Hong Kong investors face 5-10 per cent correction in prices of homes in China’s ‘Greater Bay Area’
- Demand in city for residential property in integrated economic and business hub has reduced over the past two months
- Prices in cities such as Shenzhen have already started to drop
Hongkongers who bought property in the region covered by China’s “Greater Bay Area” initiative, in the hope of profiting from price increases following the opening of the High Speed Rail link in September and the Hong Kong-Zhuhai-Macau Bridge last month, could be in for a disappointment, according to industry watchers.
Demand among Hong Kong buyers for residential property in the area has been on the wane over the past two months. And now, those in the city who do own property in the Greater Bay Area could face a 5-10 per cent correction over the next 12 months, as the economic slowdown in China and repeated implementation of price cooling measures by Beijing take effect.
“Hongkongers’ enthusiasm for homes in the area has been poor over the past two months, and is much lower than in the beginning of the year,” said Eric Lee, chairman of Century 21 Goodwin Property Consultants, an agency with a focus on property in the area.
As part of the initiative, Beijing plans to link Hong Kong and Macau with nine mainland cities – Guangzhou, Shenzhen, Zhuhai, Foshan, Zhongshan, Dongguan, Huizhou, Jiangmen and Zhaoqing – into an integrated economic and business hub to rival Silicon Valley.
Home prices in this region have skyrocketed over the past two to three years. Frenetic home buying lifted prices amid expectations that improved transport links would cut travel time between Hong Kong and the other Greater Bay Area cities to only an hour, as part of a “one hour living circle”.
“[Home prices] rose by as much as 50 per cent in the past two to three years,” said Raymond Cheng, head of Hong Kong and China research and property at CGS-CIMB Securities.
But home prices in cities such as Guangzhou, Foshan, Jiangmen and Nansha will correct by 5-10 per cent in the coming 12 months, according to Andy Lee Yiu-chi, chief executive for southern China at Centaline Property Agency.
Century 21 Goodwin’s Lee said the deepening US-China trade war and downbeat housing and stock markets were behind souring sentiment. “Developers will cut prices at developments with mediocre quality and location,” said Lee.
“Buyers are adopting a wait-and-see attitude, and are looking for even cheaper deals.”
Prices in some cities have already started to drop.
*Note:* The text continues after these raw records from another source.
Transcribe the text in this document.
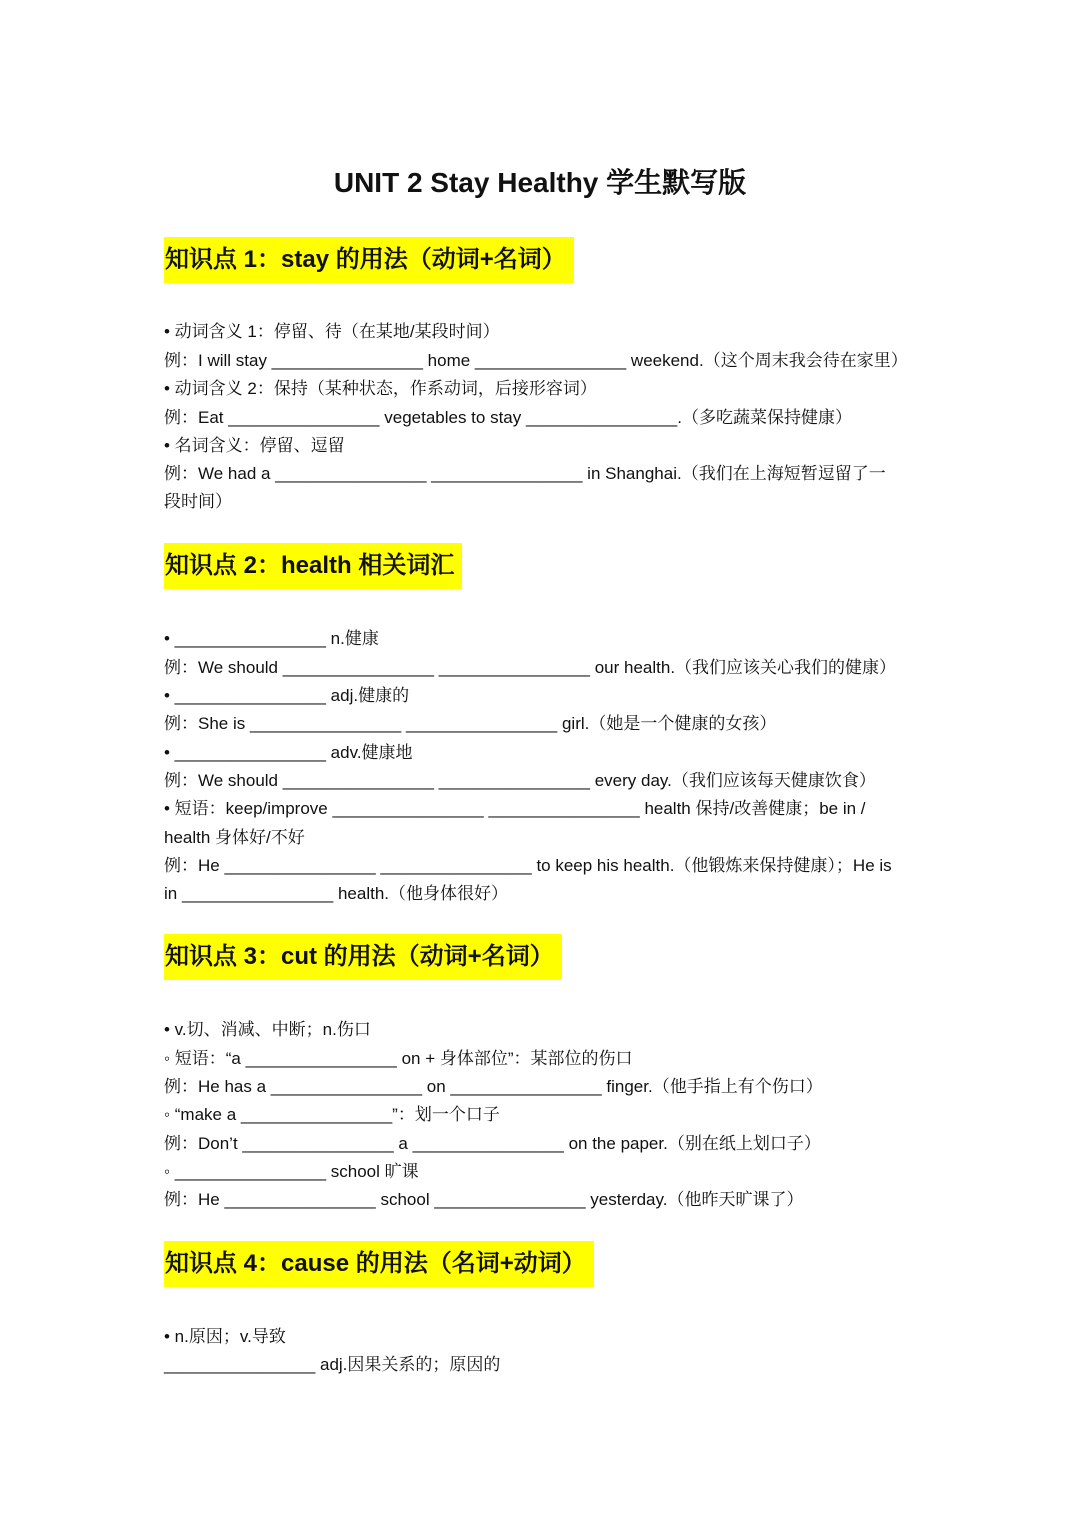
UNIT 2 Stay Healthy 学生默写版
知识点 1：stay 的用法（动词+名词）
• 动词含义 1：停留、待（在某地/某段时间）
例：I will stay ________________ home ________________ weekend.（这个周末我会待在家里）
• 动词含义 2：保持（某种状态，作系动词，后接形容词）
例：Eat ________________ vegetables to stay ________________.（多吃蔬菜保持健康）
• 名词含义：停留、逗留
例：We had a ________________ ________________ in Shanghai.（我们在上海短暂逗留了一
段时间）
知识点 2：health 相关词汇
• ________________ n.健康
例：We should ________________ ________________ our health.（我们应该关心我们的健康）
• ________________ adj.健康的
例：She is ________________ ________________ girl.（她是一个健康的女孩）
• ________________ adv.健康地
例：We should ________________ ________________ every day.（我们应该每天健康饮食）
• 短语：keep/improve ________________ ________________ health 保持/改善健康；be in /
health 身体好/不好
例：He ________________ ________________ to keep his health.（他锻炼来保持健康）；He is
in ________________ health.（他身体很好）
知识点 3：cut 的用法（动词+名词）
• v.切、消减、中断；n.伤口
◦ 短语：“a ________________ on + 身体部位”：某部位的伤口
例：He has a ________________ on ________________ finger.（他手指上有个伤口）
◦ “make a ________________”：划一个口子
例：Don’t ________________ a ________________ on the paper.（别在纸上划口子）
◦ ________________ school 旷课
例：He ________________ school ________________ yesterday.（他昨天旷课了）
知识点 4：cause 的用法（名词+动词）
• n.原因；v.导致
________________ adj.因果关系的；原因的
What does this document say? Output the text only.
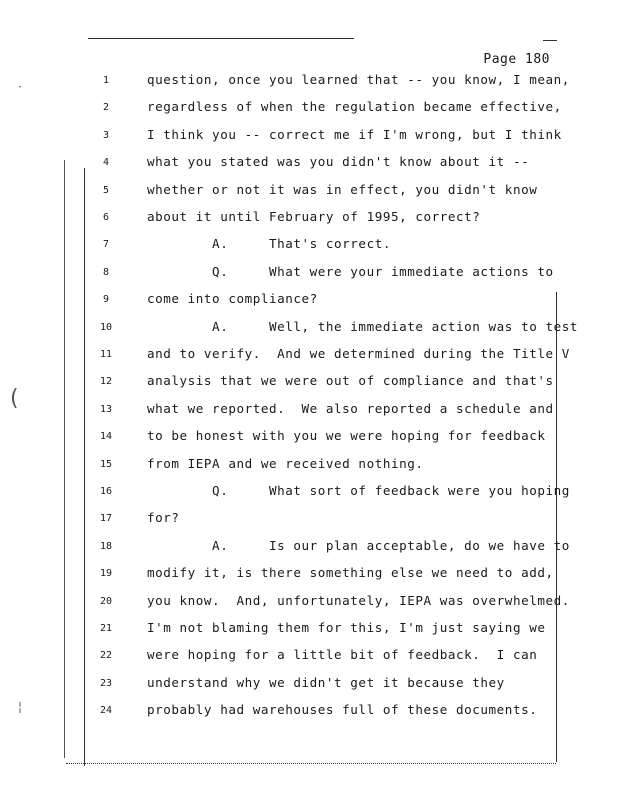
Page 180
·
(
¦
1	question, once you learned that -- you know, I mean,
2	regardless of when the regulation became effective,
3	I think you -- correct me if I'm wrong, but I think
4	what you stated was you didn't know about it --
5	whether or not it was in effect, you didn't know
6	about it until February of 1995, correct?
7	A.     That's correct.
8	Q.     What were your immediate actions to
9	come into compliance?
10	A.     Well, the immediate action was to test
11	and to verify.  And we determined during the Title V
12	analysis that we were out of compliance and that's
13	what we reported.  We also reported a schedule and
14	to be honest with you we were hoping for feedback
15	from IEPA and we received nothing.
16	Q.     What sort of feedback were you hoping
17	for?
18	A.     Is our plan acceptable, do we have to
19	modify it, is there something else we need to add,
20	you know.  And, unfortunately, IEPA was overwhelmed.
21	I'm not blaming them for this, I'm just saying we
22	were hoping for a little bit of feedback.  I can
23	understand why we didn't get it because they
24	probably had warehouses full of these documents.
For instance, the prices of old homes in Shenzhen slipped for a second consecutive month in September by a total of 0.3 per cent to 52,867 yuan per square metre, according to Szhome, which provides information about the city’s property market.
This is in sharp contrast with the growth in home prices recorded previously – prices in the Greater Bay Area have outperformed the rest of China because of their strategic location.
CGS-CIMB’s Cheng said an “overall economic slowdown” and “government measures to curb prices” had led to slower growth. Notably, strict curbs on speculation have been implemented in all nine mainland cities that come under the Greater Bay Area initiative, in recent months.
Guangzhou, a tier one city in the area, has limited the number of homes buyers can own, with two for local families and one for unmarried individuals and foreign buyers, including those from Hong Kong. Additionally, resales within two years of purchase are not allowed.
Lin Zhaoyuan, chairman of the state-owned Yuexiu Property, however, said he believed the current price-control measures would not be tightened further.
“The measures are already tight enough,” Lin said at a media briefing in Guangzhou last month. And despite the restrictions affecting the company’s gross profit, Yuexiu, which has 8.99 million square metres of land in the area, remains optimistic.
“The country will not let prices drop too much in the area,” said Michael Jiang, general manager of investor relations at Yuexiu. “A small correction is normal.”